Masalah lain yang tak kalah krusial adalah keterbatasan kapasitas angkutan umum massal.
Deddy memaparkan, ketersediaan angkutan umum berbasis rel maupun roda masih jauh dari cukup untuk melayani pergerakan harian warga Jabodetabek.
“Pergerakan orang di DKI dan sekitarnya itu 100 juta lebih pergerakan tiap hari. Kalau target RITJ 60 persen angkutan umum massal, saat ini pengguna angkutan massal masih sekitar 10 persen,” ujar Deddy.
Ia merinci,
KRL Commuter Line
hanya menyediakan sekitar satu juta kursi per hari. Transjakarta juga sekitar satu juta kursi. Sementara kontribusi MRT dan LRT masih belum signifikan.
“Kalau ada kursi 30 persen saja dari pergerakan 100 juta itu sudah sangat baik. Tapi sekarang kita masih jauh,” katanya.
Menurut Deddy, persoalan komuter tidak bisa diselesaikan secara parsial oleh satu pemerintah daerah. Kuncinya ada pada sinkronisasi kebijakan pusat dan daerah.
“Misalnya kendaraan listrik yang bebas ganjil genap, itu kebijakan pemerintah pusat, harus dicabut karena sudah kebanyakan dan bikin macet. Atau insentif pajak kendaraan listrik juga dihapus karena bukan mengurangi kemacetan, malah menambah kemacetan,” ujarnya.
Ia menegaskan, tanpa keselarasan kebijakan, upaya perbaikan transportasi komuter hanya akan menjadi tambal sulam.
Sosiolog Universitas Negeri Jakarta (UNJ), Rakhmat Hidayat menekankan, fenomena komuter bukanlah persoalan khas Jakarta.
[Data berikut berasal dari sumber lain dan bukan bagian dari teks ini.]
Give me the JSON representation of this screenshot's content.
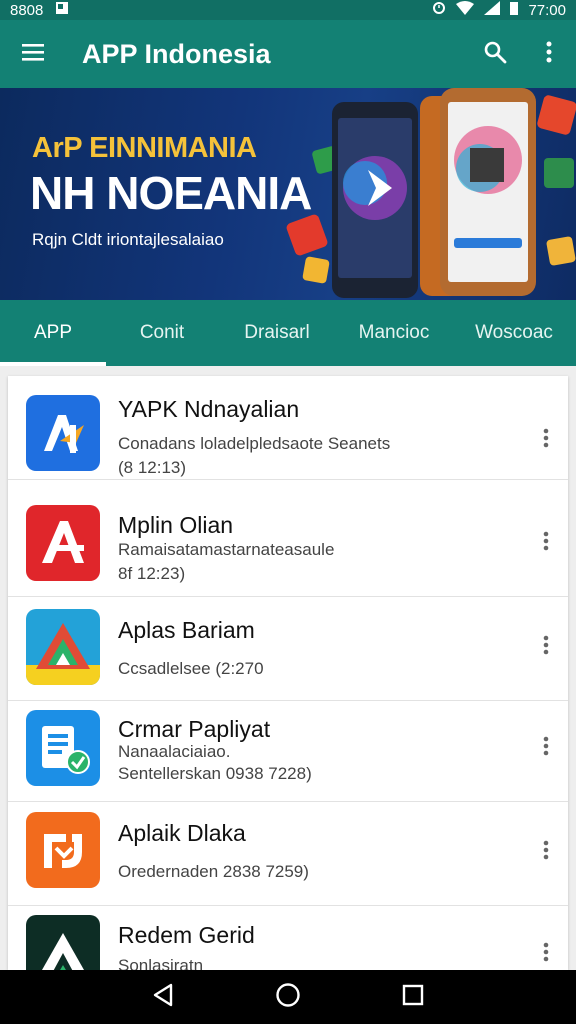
{
  "status_bar": {
    "time_left": "8808",
    "time_right": "77:00"
  },
  "app_bar": {
    "title": "APP Indonesia"
  },
  "banner": {
    "line1": "ArP EINNIMANIA",
    "line2": "NH NOEANIA",
    "line3": "Rqjn Cldt iriontajlesalaiao"
  },
  "tabs": [
    {
      "label": "APP",
      "active": true
    },
    {
      "label": "Conit",
      "active": false
    },
    {
      "label": "Draisarl",
      "active": false
    },
    {
      "label": "Mancioc",
      "active": false
    },
    {
      "label": "Woscoac",
      "active": false
    }
  ],
  "apps": [
    {
      "name": "YAPK Ndnayalian",
      "line1": "Conadans loladelpledsaote Seanets",
      "line2": "(8 12:13)",
      "icon": "a4-logo-icon",
      "color": "#1f6fe0"
    },
    {
      "name": "Mplin Olian",
      "line1": "Ramaisatamastarnateasaule",
      "line2": "8f 12:23)",
      "icon": "a-logo-icon",
      "color": "#e0262b"
    },
    {
      "name": "Aplas Bariam",
      "line1": "Ccsadlelsee (2:270",
      "line2": "",
      "icon": "triangle-logo-icon",
      "color": "#23a2d8"
    },
    {
      "name": "Crmar Papliyat",
      "line1": "Nanaalaciaiao.",
      "line2": "Sentellerskan 0938 7228)",
      "icon": "document-icon",
      "color": "#1c8fe6"
    },
    {
      "name": "Aplaik Dlaka",
      "line1": "Oredernaden 2838 7259)",
      "line2": "",
      "icon": "bracket-logo-icon",
      "color": "#f26b1d"
    },
    {
      "name": "Redem Gerid",
      "line1": "Sonlasiratn",
      "line2": "",
      "icon": "dark-triangle-icon",
      "color": "#0d2d25"
    }
  ]
}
“Ini sebenarnya bukan hanya terjadi di Jakarta. Ini juga hampir banyak terjadi di kota-kota besar di Eropa dan di Amerika,” ujar Rakhmat.
Ia mencontohkan Paris, Amsterdam, hingga Chicago, di mana banyak pekerja tinggal di kawasan penyangga dan bekerja di pusat kota.
“Mereka bekerja di Paris, tapi berdomisili di kota-kota sekitar penyangga Paris. Di Belanda, mereka bekerja di kawasan Amsterdam, tapi berdomisili di Den Haag, Leiden, dan sekitarnya,” katanya.
Namun, perbedaan utama terletak pada kualitas infrastruktur transportasi.
“Jarak antara Paris dengan Lyon itu 500 kilometer, ditempuh satu setengah jam dengan kereta cepat. Sangat nyaman,” ujar Rakhmat.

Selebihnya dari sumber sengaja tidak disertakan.